An international project lead by sustainability software and data firm Ecometrica and funded by the UK Space Agency’s International Partnership Space Programme (IPSP) has helped local organisations in Mexico secure funding of over $1 million from the Global Environment Facility (GEF) to support conservation of the El Ocote Biosphere Reserve, an internationally recognised biodiversity hotspot in the state of Chiapas.
The IPSP project is providing new satellite data and mapping technology to local organisations to assist in the monitoring of land use change, fires and forest health. Satellite derived information will be analysed and delivered to local organisations via a network of regional Earth Observation (EO) labs, built on Ecometrica’s cloud-based Mapping technology.

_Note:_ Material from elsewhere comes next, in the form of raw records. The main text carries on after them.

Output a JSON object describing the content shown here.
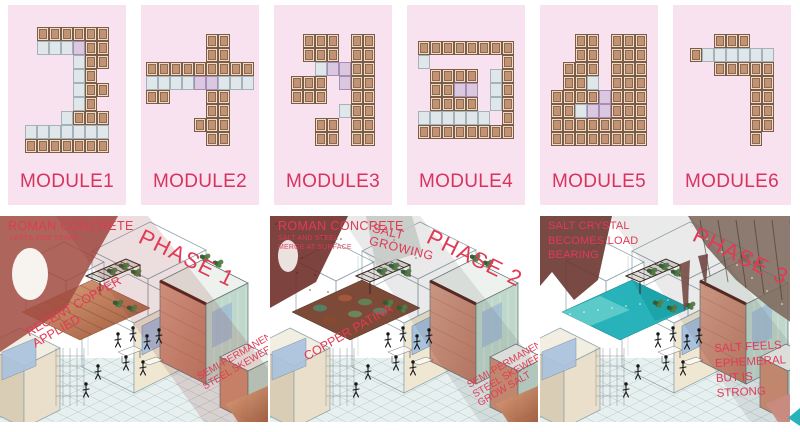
{
  "modules": [
    {
      "label": "MODULE1",
      "plan": [
        ".######",
        ".+++*##",
        "....+##",
        "....+#.",
        "....+##",
        "....+#.",
        "...+###",
        "+++++++",
        "#######"
      ]
    },
    {
      "label": "MODULE2",
      "plan": [
        ".....##..",
        ".....##..",
        "#########",
        "++++**+++",
        "##...##..",
        ".....##..",
        "....###..",
        ".....##.."
      ]
    },
    {
      "label": "MODULE3",
      "plan": [
        ".###.##",
        ".###.##",
        "..+**##",
        "###.*##",
        "###..##",
        "....+##",
        "..##.##",
        "..##.##"
      ]
    },
    {
      "label": "MODULE4",
      "plan": [
        "########",
        "+......#",
        ".####.+#",
        ".##**.+#",
        ".####.+#",
        "++++++.#",
        "########"
      ]
    },
    {
      "label": "MODULE5",
      "plan": [
        "..##.###",
        "..##.###",
        ".###.###",
        ".##+.###",
        "####*###",
        "##+**###",
        "########",
        "########"
      ]
    },
    {
      "label": "MODULE6",
      "plan": [
        "..###..",
        "#++++++",
        "..#####",
        ".....##",
        ".....##",
        ".....##",
        ".....##",
        ".....#."
      ]
    }
  ],
  "phases": [
    {
      "label": "PHASE 1",
      "notes": {
        "title": "ROMAN CONCRETE",
        "sub1": "LASTS 2000 YEARS",
        "diag1": "RECENT COPPER",
        "diag2": "APPLIED",
        "right1": "SEMI-PERMANENT",
        "right2": "STEEL SKEWERS"
      }
    },
    {
      "label": "PHASE 2",
      "notes": {
        "title": "ROMAN CONCRETE",
        "sub1": "SALT AND STEEL",
        "sub2": "MERGE AT SURFACE",
        "top1": "SALT",
        "top2": "GROWING",
        "diag1": "COPPER PATINA",
        "right1": "SEMI-PERMANENT",
        "right2": "STEEL SKEWERS",
        "right3": "GROW SALT"
      }
    },
    {
      "label": "PHASE 3",
      "notes": {
        "t1": "SALT CRYSTAL",
        "t2": "BECOMES LOAD",
        "t3": "BEARING",
        "right1": "SALT FEELS",
        "right2": "EPHEMERAL",
        "right3": "BUT IS",
        "right4": "STRONG"
      }
    }
  ],
  "colors": {
    "accent_red": "#e23a55",
    "module_label": "#d6335f",
    "panel_pink": "#f9e2ef",
    "copper_light": "#dda37e",
    "copper_dark": "#a05a3c",
    "patina_base": "#7c4a36",
    "patina_green": "#4f8a6e",
    "patina_rust": "#a85a3c",
    "salt_teal": "#27b3b9",
    "salt_light": "#7fd8d4",
    "salt_dark": "#13969c",
    "floor_fill": "#e7f0ef",
    "floor_line": "#a9c6c9",
    "line": "#8aa0aa",
    "maroon": "#a04a40",
    "maroon_dark": "#6e2f2a",
    "crag_gray": "#7d685c",
    "glass": "#bfd8cb",
    "window_blue": "#a9c2de",
    "plant_dark": "#3c6b38",
    "plant_light": "#557f46",
    "salmon": "#d18f72",
    "salmon_dark": "#c07a62"
  }
}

Project director Elsa Esquivel, of Mexican NGO Ambio, said: “Ecometrica’s satellite data and mapping technology is helping to us to identify areas where community activities to promote forest-friendly agriculture are succeeding, or running into problems. Without this our team on the ground cannot continually cover the more than 100,000 hectares of the reserve and the surrounding areas of influence. It will also help us to report on the effectiveness of our actions to the GEF, as part of an ongoing cycle of monitoring, evaluation and learning. We also hope that the satellite data and mapping system will be expanded to other parts of Chiapas to help communities mitigate and adapt to climate change.”
Ambio is leading the El Ocote project and has been working with indigenous communities in and around the Biosphere Reserve for more than seven years. The GEF funding will ensure that Ambio has enough staff to liaise with local farmers over activities that impact on the forest – such as crop burning – and to tackle illegal activities, including logging.
Dr Richard Tipper, executive chairman of Ecometrica, said: “We are delighted that GEF has chosen to back this project and that IPSP’s input was a catalyst for that decision. The satellite derived information should help to ensure the intervention is effective and efficient, because it allows conservationists on the ground to know what is happening and to deploy their resources accordingly in the challenging terrain.”
Dr Tipper said the IPSP is a great example of a programme that helps businesses with advanced technologies build relationships in countries that would not normally benefit. Earth observation technologies have great potential to support sustainable forestry, agriculture and natural resource management around the world.
“Through the IPSP we are showing that UK companies have solutions that are relevant to the very real challenges faced by developing and emerging economies,” he said.
Dr Tipper said El Ocote is hopefully the first of several local conservation and development activities in Mexico and Brazil to be assisted by the EO Lab technology.